# Tecumseh carburetor problem.



## ajmartin (Oct 18, 2004)

I have a 4.5 hp engine with a non-adjustable carburetor ( Series 9 I believe). 
The carb has been disassembled and cleaned, fuel is in the float chamber but doesn't get to the venturi. If I put a little fuel in the carb throat it will run for a few seconds. I read on Jack's Engine Repair site that the "emulsion tube" may be stuck in this type of carburetor and that the only solution is to replace the carb. Is this true? Has anyone had the same problem with this type of carburetor? Thanks.


----------



## geogrubb (Jul 28, 2006)

Make sure the bowl nut is clean some have 2 holes, some have 3, also it seems thers carbs are very finiky if the bowl gasket is not sealing properly. Have a good one.
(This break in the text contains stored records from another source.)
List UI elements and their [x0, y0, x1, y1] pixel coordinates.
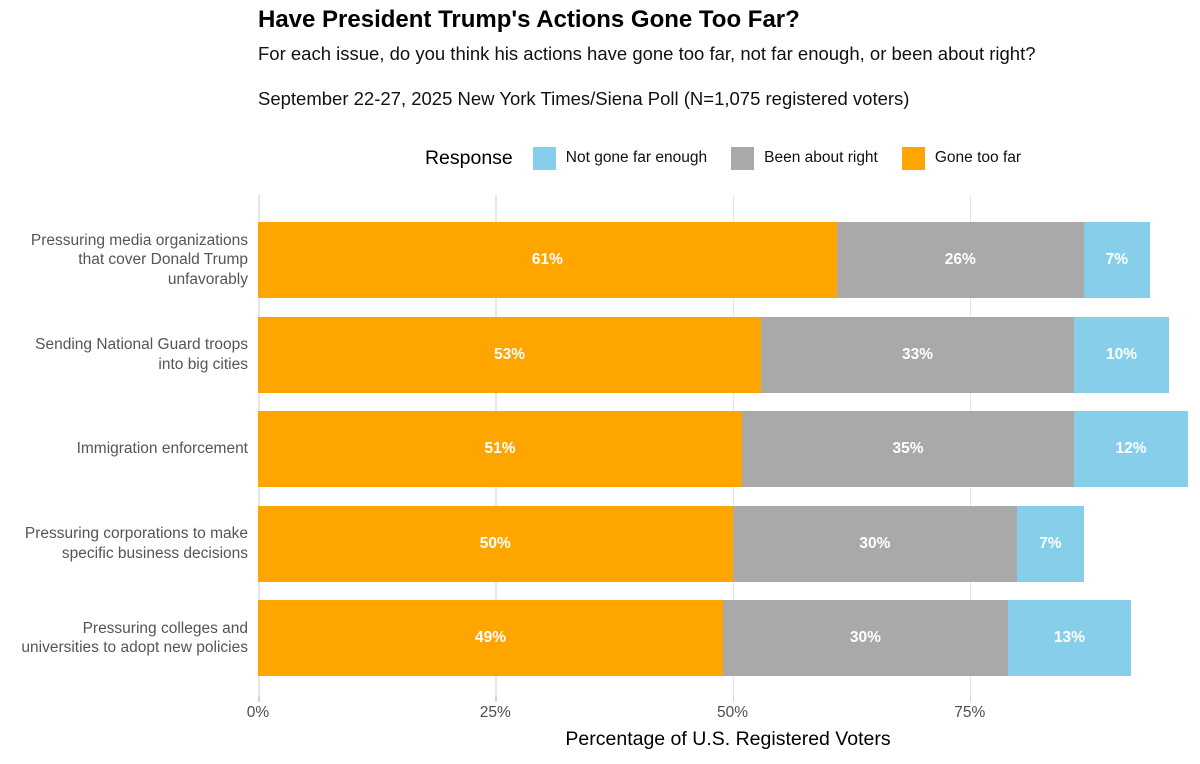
chart-panel: Pressuring media organizations that cove…: [0, 195, 1200, 696]
bar-segment: 33%: [760, 316, 1075, 393]
bar-value-label: 7%: [1105, 251, 1129, 268]
bar-segment: 26%: [836, 222, 1084, 298]
bar-value-label: 26%: [944, 251, 976, 268]
bar-value-label: 53%: [493, 345, 525, 363]
bar-value-label: 49%: [474, 629, 507, 646]
legend-item: Gone too far: [901, 146, 1022, 170]
bar-segment: 61%: [258, 222, 837, 298]
bar-value-label: 61%: [531, 251, 563, 268]
bar-value-label: 13%: [1053, 629, 1085, 646]
bar-value-label: 50%: [479, 534, 511, 552]
legend-swatch: [901, 146, 925, 170]
legend-swatch: [532, 146, 556, 170]
x-tick-label: 75%: [954, 704, 986, 721]
category-label: Sending National Guard troops into big c…: [35, 336, 248, 373]
x-tick-mark: [495, 696, 497, 702]
bar-segment: 49%: [258, 600, 723, 676]
x-tick-label: 25%: [479, 704, 511, 721]
bar-value-label: 10%: [1106, 345, 1138, 363]
bar-value-label: 30%: [859, 534, 891, 552]
chart-source-line: September 22-27, 2025 New York Times/Sie…: [258, 88, 910, 109]
bar-value-label: 30%: [849, 629, 881, 646]
bar-segment: 35%: [741, 411, 1075, 487]
x-tick-label: 50%: [716, 704, 749, 721]
bar-value-label: 7%: [1039, 534, 1062, 552]
bar-segment: 7%: [1017, 505, 1084, 582]
bar-segment: 50%: [258, 505, 733, 582]
bar-segment: 51%: [258, 411, 742, 487]
bar-row: Sending National Guard troops into big c…: [0, 316, 1200, 393]
x-tick-mark: [969, 696, 972, 702]
bar-segment: 13%: [1007, 600, 1132, 676]
chart-title: Have President Trump's Actions Gone Too …: [258, 6, 800, 33]
legend: Response Not gone far enough Been about r…: [258, 143, 1198, 173]
bar-segment: 30%: [732, 505, 1018, 582]
category-label: Pressuring colleges and universities to …: [21, 619, 248, 656]
legend-label: Gone too far: [934, 149, 1022, 166]
x-axis: 0% 25% 50% 75%: [0, 696, 1200, 736]
legend-item: Not gone far enough: [532, 146, 708, 170]
bar-value-label: 35%: [892, 440, 924, 457]
bar-segment: 7%: [1083, 222, 1151, 298]
bar-segment: 12%: [1074, 411, 1188, 487]
chart-subtitle: For each issue, do you think his actions…: [258, 43, 1036, 64]
bar-value-label: 12%: [1115, 440, 1147, 457]
x-tick-label: 0%: [246, 704, 270, 721]
bar-segment: 10%: [1074, 316, 1170, 393]
bar-segment: 53%: [258, 316, 761, 393]
legend-title: Response: [424, 146, 513, 169]
bar-segment: 30%: [723, 600, 1008, 676]
bar-row: Pressuring media organizations that cove…: [0, 222, 1200, 298]
x-tick-mark: [258, 696, 260, 702]
bar-row: Pressuring colleges and universities to …: [0, 600, 1200, 676]
legend-label: Been about right: [764, 149, 878, 166]
category-label: Pressuring corporations to make specific…: [24, 525, 248, 562]
legend-label: Not gone far enough: [565, 149, 708, 166]
bar-value-label: 51%: [484, 440, 516, 457]
bar-row: Pressuring corporations to make specific…: [0, 505, 1200, 582]
category-label: Pressuring media organizations that cove…: [30, 232, 248, 288]
bar-row: Immigration enforcement 51% 35% 12%: [0, 411, 1200, 487]
x-axis-title: Percentage of U.S. Registered Voters: [565, 728, 891, 750]
legend-item: Been about right: [731, 146, 878, 170]
category-label: Immigration enforcement: [76, 440, 248, 458]
x-tick-mark: [732, 696, 734, 702]
bar-value-label: 33%: [902, 345, 934, 363]
legend-swatch: [731, 146, 755, 170]
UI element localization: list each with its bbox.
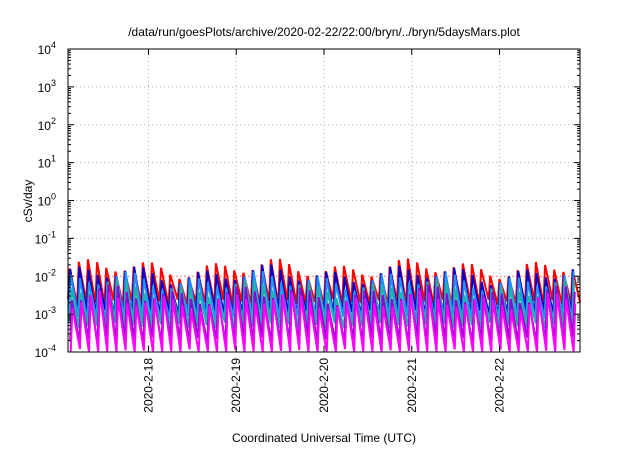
chart-title: /data/run/goesPlots/archive/2020-02-22/2… xyxy=(128,25,520,39)
y-tick-label: 10-1 xyxy=(35,229,56,246)
y-tick-label: 10-2 xyxy=(35,267,56,284)
x-tick-label: 2020-2-19 xyxy=(229,358,243,413)
y-tick-label: 100 xyxy=(38,192,56,209)
x-tick-label: 2020-2-22 xyxy=(493,358,507,413)
y-tick-label: 10-4 xyxy=(35,343,56,360)
x-tick-label: 2020-2-21 xyxy=(405,358,419,413)
series-line xyxy=(69,290,577,353)
series-layer xyxy=(67,258,581,353)
y-tick-label: 10-3 xyxy=(35,305,56,322)
tick-layer: 10-4 10-3 10-2 10-1 100 101 102 103 104 2020-2-18… xyxy=(35,40,580,413)
y-tick-label: 102 xyxy=(38,116,56,133)
y-tick-label: 101 xyxy=(38,154,56,171)
x-tick-label: 2020-2-20 xyxy=(317,358,331,413)
y-axis-label: cSv/day xyxy=(21,180,35,223)
y-tick-label: 104 xyxy=(38,40,56,57)
y-tick-label: 103 xyxy=(38,78,56,95)
x-tick-label: 2020-2-18 xyxy=(141,358,155,413)
x-axis-label: Coordinated Universal Time (UTC) xyxy=(232,431,416,445)
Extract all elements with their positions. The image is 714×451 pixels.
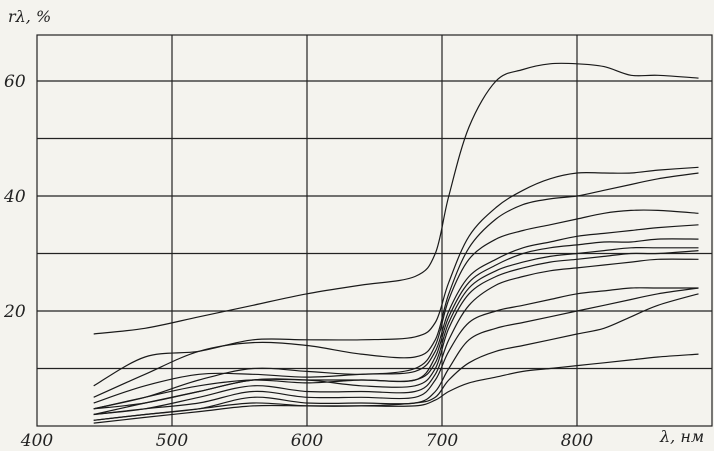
x-axis-label: λ, нм <box>659 427 704 446</box>
x-tick-label: 700 <box>426 431 459 451</box>
series-line-13 <box>93 353 699 424</box>
x-tick-label: 500 <box>156 431 189 451</box>
plot-frame <box>36 34 713 427</box>
grid <box>36 34 713 427</box>
series-line-11 <box>93 287 699 421</box>
y-tick-label: 20 <box>3 302 26 322</box>
series-line-9 <box>93 258 699 416</box>
y-tick-label: 40 <box>3 187 26 207</box>
series-group <box>93 62 699 424</box>
series-line-7 <box>93 246 699 416</box>
x-tick-label: 400 <box>20 431 54 451</box>
series-line-10 <box>93 287 699 416</box>
y-tick-label: 60 <box>4 72 26 92</box>
series-line-4 <box>93 209 699 410</box>
series-line-2 <box>93 166 699 387</box>
series-line-1 <box>93 62 699 335</box>
x-tick-label: 800 <box>561 431 594 451</box>
y-axis-label: rλ, % <box>8 7 51 26</box>
series-line-12 <box>93 293 699 421</box>
series-line-5 <box>93 224 699 404</box>
series-line-8 <box>93 250 699 410</box>
tick-labels: 400 500 600 700 800 20 40 60 <box>3 72 593 451</box>
x-tick-label: 600 <box>291 431 324 451</box>
series-line-3 <box>93 172 699 398</box>
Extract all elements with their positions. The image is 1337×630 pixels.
Geo


----------



## pyro_maniac69 (Aug 12, 2007)

does it have a carb with a plastic pick-up tube? if so, the o-rings might be bad and need to be replaced


----------



## ajmartin (Oct 18, 2004)

*Tecumseh carb.*

Yes it does have a plastic pick up tube. I did notice yesterday that I could move the pick up tube up and down in it's shaft and also noticed that the o-ring was not in the best of shape. I was at least able to get the engine running after I put it back together but it doesn't run at a steady speed. I guess I should try installing a new carb kit. 

Thanks for your help Pyro.


----------



## ajmartin (Oct 18, 2004)

Good day Pyro.. Would you know if there are supposed to be small o-rings at BOTH ends of that plastic pick-up tube?

I have the carburetor completely disassembled and have a new carb kit, but when I removed the plastic pick-up tube I could not see/find an o-ring on the venturi end of the tube... though it looks like it should have one.

Thanks again for your help.


----------



## 30yearTech (Sep 14, 2006)

ajmartin said:


> Good day Pyro.. Would you know if there are supposed to be small o-rings at BOTH ends of that plastic pick-up tube?
> 
> I have the carburetor completely disassembled and have a new carb kit, but when I removed the plastic pick-up tube I could not see/find an o-ring on the venturi end of the tube... though it looks like it should have one.
> 
> Thanks again for your help.


Yes, there is one at the top of the nozzle and one at the bottom. Many times when the nozzle is removed from the carburetor body the top O-Ring will remain up in the body of the carburetor, you will have to use a small pick or other item to remove the old O-Ring.

Best of Luck...


----------